The Rangers added two guys today who could figure into the major league picture in the summer or even by Opening Day. Conor Jackson, who spent parts of the past two years with the A's, gets inserted into the first base picture along with Mitch Moreland, Michael Young, Brad Hawpe and Mike Napoli. Like Napoli he's been better against right-handed pitchers throughout his career. Unless there is a spring surprise, Jackson and Hawpe will both likely head to Round Rock and await their chance to reestablish themselves as major leaguers.
Jackson was a nice hitter for his first three full seasons in 2006-08, but as Adam Morris points out he ran into a disease called valley fever in 2009 and hasn't been the same for the past two seasons. The Boston Herald has more on the fungal disease and its effect on Jackson:
Jackson's once-promising career was derailed in the spring of 2009 because of "valley fever," a fungal disease that typically afflicts residents of Arizona, New Mexico and other desert regions of the southwest. It attacks the lungs and often causes fever, chest pain and coughing.

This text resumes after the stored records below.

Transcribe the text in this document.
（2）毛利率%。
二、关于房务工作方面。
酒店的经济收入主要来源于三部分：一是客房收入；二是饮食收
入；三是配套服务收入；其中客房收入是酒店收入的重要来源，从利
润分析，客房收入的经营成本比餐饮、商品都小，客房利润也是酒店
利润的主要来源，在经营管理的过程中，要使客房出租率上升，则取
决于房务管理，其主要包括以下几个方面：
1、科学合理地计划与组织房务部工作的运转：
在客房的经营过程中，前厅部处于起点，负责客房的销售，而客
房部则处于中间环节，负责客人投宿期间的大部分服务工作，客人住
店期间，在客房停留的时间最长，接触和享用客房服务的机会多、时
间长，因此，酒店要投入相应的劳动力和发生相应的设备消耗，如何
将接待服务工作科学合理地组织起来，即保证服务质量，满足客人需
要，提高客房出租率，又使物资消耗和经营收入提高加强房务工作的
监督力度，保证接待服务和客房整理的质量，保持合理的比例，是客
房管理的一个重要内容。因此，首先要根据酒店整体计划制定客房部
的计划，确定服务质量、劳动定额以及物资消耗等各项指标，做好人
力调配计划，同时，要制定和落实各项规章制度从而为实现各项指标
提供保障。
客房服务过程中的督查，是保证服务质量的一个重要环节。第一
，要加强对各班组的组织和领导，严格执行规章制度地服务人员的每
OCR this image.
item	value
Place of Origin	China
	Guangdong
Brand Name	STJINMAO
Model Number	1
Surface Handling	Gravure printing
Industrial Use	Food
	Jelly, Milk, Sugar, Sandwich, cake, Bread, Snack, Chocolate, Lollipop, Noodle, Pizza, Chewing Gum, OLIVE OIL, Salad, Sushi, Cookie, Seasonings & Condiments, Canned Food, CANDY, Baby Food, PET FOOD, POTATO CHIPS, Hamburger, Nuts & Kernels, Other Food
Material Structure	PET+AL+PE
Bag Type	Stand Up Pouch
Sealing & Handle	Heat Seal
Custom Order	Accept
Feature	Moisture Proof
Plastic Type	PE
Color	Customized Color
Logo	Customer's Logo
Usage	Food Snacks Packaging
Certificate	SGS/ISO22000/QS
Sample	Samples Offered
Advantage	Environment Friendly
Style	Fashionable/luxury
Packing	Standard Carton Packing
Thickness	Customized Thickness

"It's like the flu - every day," Jackson said yesterday. "It's aches and pains. And it's rare for mid-20s, white male. Very rare. I probably tried to come back a little quick. Your mind goes a lot better than your body."
That quote from Jackson is from last September when he signed with the Red Sox as they unsuccessfully tried to stave off the charging Rays. He played 12 games with Boston and wasn't able to turn things around by the end of the end of the season. Maybe five more months and another fresh start will be enough to see Jackson finally return to his healthy, successful early-career health.
Joe Beimel is a lefty reliever who will immediately enter the race for the one lefty/loogy spot in the bullpen. He struggled last year after a five-year stretch from 2006-10 where he was a solid middle relief guy, so if he finds his game he could give Michael Kirkman a run for his money.
Both guys signed minor league deals. I've seen no word on whether either has an out in their contract where they can opt to join another organization if they're not added to the major league roster by a certain date, but they're the caliber of players who often get that consideration.